Bank Mandiri needs higher NPL buffer
Bank Mandiri's FY15 net profit of IDR20.3t (+2.3 percent YoY) meets Maybank Kim Eng's previous forecast of IDR19.8t.
Asset quality improved after aggressive loan restructuring in 2Q-3Q15. But risks of higher NPLs remain. The government is also calling for lower lending rates to speed up Indonesia's economic recovery.
Loans grew 12.2 percent YoY, with corporate lending now at 33 percent of its portfolio. Combined with rising CASA on the back of its wholesale deposits and recovery in a single account, NIM inched up to 5.9 percent from 5.6 percent in 3Q15. Aggressive restructuring in 2Q-3Q15 brought down NPLs to 2.6 percent by end- 2015 from its 2.8 percent peak at end-3Q15. This was followed by rising coverage to 145 percent from 136 percent as BMRI maintains conservative provisioning.

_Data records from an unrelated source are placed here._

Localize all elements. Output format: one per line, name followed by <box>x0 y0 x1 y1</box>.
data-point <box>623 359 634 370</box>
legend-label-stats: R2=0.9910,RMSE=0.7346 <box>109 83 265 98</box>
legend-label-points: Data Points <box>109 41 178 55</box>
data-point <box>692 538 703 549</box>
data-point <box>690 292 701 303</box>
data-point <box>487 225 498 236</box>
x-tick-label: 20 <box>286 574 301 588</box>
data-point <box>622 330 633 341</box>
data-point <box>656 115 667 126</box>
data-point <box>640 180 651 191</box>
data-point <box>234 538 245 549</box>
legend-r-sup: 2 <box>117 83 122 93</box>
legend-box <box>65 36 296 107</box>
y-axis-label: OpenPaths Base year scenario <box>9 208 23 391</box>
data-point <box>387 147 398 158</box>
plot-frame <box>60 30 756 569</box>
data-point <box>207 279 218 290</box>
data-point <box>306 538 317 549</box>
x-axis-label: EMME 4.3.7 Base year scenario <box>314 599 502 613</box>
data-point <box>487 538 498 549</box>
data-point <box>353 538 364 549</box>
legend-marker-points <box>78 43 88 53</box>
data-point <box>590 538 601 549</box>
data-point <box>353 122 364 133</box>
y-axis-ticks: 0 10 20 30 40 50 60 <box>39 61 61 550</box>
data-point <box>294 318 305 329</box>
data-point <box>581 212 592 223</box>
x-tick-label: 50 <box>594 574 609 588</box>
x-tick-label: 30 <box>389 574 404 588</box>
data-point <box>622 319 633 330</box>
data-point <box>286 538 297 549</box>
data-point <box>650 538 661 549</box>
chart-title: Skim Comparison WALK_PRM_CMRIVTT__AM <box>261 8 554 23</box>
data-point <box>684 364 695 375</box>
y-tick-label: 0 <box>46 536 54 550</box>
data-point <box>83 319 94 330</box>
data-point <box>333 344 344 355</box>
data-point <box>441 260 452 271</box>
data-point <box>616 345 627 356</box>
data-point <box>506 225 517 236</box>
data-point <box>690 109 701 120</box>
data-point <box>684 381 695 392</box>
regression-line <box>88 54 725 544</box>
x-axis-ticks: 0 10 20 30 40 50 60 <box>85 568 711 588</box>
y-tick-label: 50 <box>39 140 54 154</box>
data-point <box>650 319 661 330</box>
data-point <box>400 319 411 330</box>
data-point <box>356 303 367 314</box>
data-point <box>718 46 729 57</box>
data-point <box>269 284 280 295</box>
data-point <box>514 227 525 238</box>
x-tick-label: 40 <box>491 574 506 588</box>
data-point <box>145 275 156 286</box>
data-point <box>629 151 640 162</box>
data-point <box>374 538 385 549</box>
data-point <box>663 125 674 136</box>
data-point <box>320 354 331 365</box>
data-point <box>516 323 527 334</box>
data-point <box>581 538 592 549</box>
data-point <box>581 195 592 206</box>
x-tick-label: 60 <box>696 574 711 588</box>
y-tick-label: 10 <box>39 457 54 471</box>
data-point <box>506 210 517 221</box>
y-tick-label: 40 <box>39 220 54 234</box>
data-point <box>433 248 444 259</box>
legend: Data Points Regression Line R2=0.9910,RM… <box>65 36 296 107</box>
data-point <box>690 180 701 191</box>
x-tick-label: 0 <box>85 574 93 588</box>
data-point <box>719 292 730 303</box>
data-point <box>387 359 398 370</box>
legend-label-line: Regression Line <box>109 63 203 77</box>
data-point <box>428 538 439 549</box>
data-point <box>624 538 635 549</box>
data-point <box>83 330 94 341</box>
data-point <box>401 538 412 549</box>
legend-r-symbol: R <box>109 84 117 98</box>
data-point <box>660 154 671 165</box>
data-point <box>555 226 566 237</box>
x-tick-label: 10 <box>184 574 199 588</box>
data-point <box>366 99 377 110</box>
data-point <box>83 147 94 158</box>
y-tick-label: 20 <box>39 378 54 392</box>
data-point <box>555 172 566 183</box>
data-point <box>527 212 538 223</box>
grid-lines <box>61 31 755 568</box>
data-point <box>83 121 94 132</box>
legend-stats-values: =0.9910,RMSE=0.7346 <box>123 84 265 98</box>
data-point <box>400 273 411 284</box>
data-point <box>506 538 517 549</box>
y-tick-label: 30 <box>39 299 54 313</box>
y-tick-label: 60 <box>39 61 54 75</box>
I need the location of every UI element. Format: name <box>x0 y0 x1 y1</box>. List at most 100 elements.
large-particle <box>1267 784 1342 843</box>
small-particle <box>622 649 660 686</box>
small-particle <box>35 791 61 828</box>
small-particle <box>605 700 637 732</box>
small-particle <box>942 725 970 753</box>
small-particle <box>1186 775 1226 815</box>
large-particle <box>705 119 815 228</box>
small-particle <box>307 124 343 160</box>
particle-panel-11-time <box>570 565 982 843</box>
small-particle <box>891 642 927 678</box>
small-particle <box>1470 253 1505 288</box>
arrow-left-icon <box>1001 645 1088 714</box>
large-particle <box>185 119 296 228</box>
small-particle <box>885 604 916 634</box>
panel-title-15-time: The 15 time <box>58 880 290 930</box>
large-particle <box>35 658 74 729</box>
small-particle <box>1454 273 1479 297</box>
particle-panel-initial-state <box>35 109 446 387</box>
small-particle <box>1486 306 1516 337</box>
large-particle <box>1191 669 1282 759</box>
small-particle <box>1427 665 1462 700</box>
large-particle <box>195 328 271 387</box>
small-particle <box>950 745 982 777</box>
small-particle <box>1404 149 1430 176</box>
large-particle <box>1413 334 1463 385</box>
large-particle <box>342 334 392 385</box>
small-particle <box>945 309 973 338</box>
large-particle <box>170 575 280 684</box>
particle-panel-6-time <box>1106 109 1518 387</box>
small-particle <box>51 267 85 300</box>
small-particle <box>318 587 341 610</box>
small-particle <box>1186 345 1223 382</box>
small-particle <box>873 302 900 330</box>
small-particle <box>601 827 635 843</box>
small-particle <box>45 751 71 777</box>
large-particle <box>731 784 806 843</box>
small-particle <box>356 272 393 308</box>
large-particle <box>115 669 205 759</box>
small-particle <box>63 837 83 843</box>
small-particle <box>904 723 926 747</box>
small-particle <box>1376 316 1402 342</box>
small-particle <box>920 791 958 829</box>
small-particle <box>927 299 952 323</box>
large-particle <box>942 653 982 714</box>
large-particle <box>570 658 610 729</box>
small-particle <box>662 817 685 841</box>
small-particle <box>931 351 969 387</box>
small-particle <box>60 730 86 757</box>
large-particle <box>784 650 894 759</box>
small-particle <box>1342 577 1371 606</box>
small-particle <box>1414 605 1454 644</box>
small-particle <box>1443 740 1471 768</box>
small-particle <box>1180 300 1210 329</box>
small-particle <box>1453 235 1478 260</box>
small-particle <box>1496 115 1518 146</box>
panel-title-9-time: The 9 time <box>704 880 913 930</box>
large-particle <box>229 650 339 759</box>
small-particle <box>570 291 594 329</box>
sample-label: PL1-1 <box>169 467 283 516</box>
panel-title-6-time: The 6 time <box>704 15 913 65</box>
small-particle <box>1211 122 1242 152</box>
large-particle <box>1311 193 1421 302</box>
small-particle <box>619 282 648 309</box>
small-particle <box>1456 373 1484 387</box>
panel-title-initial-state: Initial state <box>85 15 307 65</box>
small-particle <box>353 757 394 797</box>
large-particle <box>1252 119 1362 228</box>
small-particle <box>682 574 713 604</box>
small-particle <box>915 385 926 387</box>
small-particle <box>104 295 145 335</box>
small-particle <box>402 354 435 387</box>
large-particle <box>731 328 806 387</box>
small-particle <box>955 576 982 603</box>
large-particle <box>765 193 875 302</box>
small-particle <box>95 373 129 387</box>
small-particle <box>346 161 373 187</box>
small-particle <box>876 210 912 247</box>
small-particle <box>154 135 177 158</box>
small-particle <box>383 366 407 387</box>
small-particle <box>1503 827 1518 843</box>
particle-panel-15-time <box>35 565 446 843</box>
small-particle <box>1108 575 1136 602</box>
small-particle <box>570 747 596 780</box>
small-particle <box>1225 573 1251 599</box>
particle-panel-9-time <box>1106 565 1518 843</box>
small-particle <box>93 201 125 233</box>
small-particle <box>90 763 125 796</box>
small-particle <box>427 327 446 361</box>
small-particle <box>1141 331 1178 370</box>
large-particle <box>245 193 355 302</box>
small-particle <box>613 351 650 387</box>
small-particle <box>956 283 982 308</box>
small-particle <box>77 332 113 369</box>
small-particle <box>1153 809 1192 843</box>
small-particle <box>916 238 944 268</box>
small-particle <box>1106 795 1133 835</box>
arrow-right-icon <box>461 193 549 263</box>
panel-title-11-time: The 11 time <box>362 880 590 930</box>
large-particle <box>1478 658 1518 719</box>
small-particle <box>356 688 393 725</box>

We think the higher NPL buffer is necessary as BMRI still faces asset quality risks, especially in its commercial segment. NPLs here rose despite strong 12 percent YoY growth and huge write-offs in 2015. Hence, we maintain our 3 percent NPL assumption for end-2016, at the upper end of management's forecast range. Our 4 percent YoY EPS-growth forecast is unchanged.